We will begin by reporting on our previous projects, the Simple English Wikipedia Corpus (2017) and the American Education Research Association (AERA) corpus (2019), as examples of corpora created using freely available text databases. These projects both collect examples of authentic language that can be used for both research and pedagogical purposes. We briefly introduce those two corpora below.
The Simple English Wikipedia Corpus was created in 2016 from the user-contributed online encyclopedia Simple English Wikipedia (SEW). The SEW was created using simplified language, and intended to be an accessible reference for learners of English. We analyzed the vocabulary demands of the SEW using AntConc and Lextutor using vocabulary lists. We found that the vocabulary requirements of the SEW are similar to normal Wikipedia (Hendry & Sheepy, 2017).
The American Education Research Association (AERA) corpus was created in 2018 from the AERA open access repository, which collects conference papers submitted to the AERA annual conference. We used word lists such as the Academic Word List (Browne, Culligan, & Phillips, 2013) to assess the vocabulary requirements to read submissions in each division of the AERA annual conference.
For our workshop, we will first invite discussion of sources of authentic texts that participants could collect to build their own corpora. We will then demonstrate how to use the tools available on Lextutor to clean and compile a small corpus.

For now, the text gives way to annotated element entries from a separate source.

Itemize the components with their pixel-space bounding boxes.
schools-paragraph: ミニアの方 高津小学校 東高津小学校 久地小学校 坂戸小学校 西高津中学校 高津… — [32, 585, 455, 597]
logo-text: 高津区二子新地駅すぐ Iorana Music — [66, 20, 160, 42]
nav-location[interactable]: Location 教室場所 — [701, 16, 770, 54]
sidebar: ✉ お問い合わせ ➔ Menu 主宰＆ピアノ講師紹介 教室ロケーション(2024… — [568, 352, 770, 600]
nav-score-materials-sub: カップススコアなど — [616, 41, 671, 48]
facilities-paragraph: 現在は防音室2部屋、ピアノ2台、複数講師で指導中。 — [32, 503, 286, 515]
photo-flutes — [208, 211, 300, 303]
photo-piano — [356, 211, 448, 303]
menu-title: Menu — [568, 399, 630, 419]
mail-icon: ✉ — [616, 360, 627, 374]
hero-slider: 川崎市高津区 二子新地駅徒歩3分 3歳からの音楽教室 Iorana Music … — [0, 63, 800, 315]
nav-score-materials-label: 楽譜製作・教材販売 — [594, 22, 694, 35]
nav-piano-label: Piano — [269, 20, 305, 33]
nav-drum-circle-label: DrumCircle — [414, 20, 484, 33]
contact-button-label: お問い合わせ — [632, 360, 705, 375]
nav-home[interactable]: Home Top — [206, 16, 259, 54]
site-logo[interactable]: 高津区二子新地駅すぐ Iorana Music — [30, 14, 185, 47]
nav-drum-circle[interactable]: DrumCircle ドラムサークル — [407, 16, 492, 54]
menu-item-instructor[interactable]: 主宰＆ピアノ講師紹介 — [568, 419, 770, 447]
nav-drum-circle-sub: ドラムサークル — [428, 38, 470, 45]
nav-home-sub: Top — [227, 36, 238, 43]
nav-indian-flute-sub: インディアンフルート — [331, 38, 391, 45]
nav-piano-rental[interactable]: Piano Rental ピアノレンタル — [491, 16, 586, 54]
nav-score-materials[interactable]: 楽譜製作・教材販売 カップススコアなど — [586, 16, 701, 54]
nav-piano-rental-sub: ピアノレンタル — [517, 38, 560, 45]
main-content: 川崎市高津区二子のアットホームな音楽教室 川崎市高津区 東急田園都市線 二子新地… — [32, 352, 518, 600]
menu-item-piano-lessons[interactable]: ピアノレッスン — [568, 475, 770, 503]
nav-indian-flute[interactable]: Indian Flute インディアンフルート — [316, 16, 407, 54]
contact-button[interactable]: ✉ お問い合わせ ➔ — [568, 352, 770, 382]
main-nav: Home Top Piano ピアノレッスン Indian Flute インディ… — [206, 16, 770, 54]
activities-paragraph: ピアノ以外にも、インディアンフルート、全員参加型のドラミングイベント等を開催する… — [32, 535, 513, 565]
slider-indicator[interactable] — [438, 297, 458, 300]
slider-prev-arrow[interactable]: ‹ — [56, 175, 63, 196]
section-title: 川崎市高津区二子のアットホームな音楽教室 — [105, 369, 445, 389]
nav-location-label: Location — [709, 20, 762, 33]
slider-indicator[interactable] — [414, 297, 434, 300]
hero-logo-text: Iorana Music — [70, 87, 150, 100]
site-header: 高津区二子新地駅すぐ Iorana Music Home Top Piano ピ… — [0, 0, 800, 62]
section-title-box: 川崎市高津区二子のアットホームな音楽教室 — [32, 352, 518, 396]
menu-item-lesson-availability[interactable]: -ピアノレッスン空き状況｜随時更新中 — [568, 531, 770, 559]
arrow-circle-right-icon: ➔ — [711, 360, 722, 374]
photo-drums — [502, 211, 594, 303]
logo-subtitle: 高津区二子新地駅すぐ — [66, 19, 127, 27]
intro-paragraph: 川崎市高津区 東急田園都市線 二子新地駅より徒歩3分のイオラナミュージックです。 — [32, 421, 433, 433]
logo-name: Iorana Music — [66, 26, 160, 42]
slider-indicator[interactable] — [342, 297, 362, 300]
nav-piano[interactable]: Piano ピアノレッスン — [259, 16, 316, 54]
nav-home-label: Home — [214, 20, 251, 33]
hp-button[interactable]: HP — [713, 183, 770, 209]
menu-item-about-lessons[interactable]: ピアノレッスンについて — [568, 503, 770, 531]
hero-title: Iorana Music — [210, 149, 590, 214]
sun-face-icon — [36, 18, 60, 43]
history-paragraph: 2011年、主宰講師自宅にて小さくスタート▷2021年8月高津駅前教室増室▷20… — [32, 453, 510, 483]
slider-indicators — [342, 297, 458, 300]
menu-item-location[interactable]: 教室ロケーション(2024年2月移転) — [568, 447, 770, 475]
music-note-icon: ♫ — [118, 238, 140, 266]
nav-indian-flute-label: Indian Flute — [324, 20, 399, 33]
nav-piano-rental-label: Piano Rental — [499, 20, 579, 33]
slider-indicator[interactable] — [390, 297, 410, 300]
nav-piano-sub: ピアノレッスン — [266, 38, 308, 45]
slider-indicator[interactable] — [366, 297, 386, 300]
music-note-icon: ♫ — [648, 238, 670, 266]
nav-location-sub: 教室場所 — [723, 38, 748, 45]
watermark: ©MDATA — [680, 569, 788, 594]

We will apply simple analytical techniques to the Simple English Wikipedia Corpus using AntConc to:
generate frequency lists,
determine the most frequent vocabulary items in a given corpus, and
use stop lists on the AntConc website to remove function words, comparatively common items, and Academic Vocabulary in the form of the AWL.
Next, we will produce a vocabulary profile of the corpus using tools available on Lextutor, estimate its readability, and then compare two different texts from within the corpus to determine which vocabulary items they have in common.
Last, we will explore some of the tools available as part of Lancsbox, such as the keyword tool, collocation, and colligation identification tools, to show how one can explore beyond vocabulary demands.
Participants will be invited to explore both the Simple English Wikipedia Corpus as well as their own creations. Each section will also include relevant research and examples for how to use these techniques in the classroom. The end of the workshop will be open for participants to share their own experiences and ideas of how to better use corpora for research and pedagogical purposes.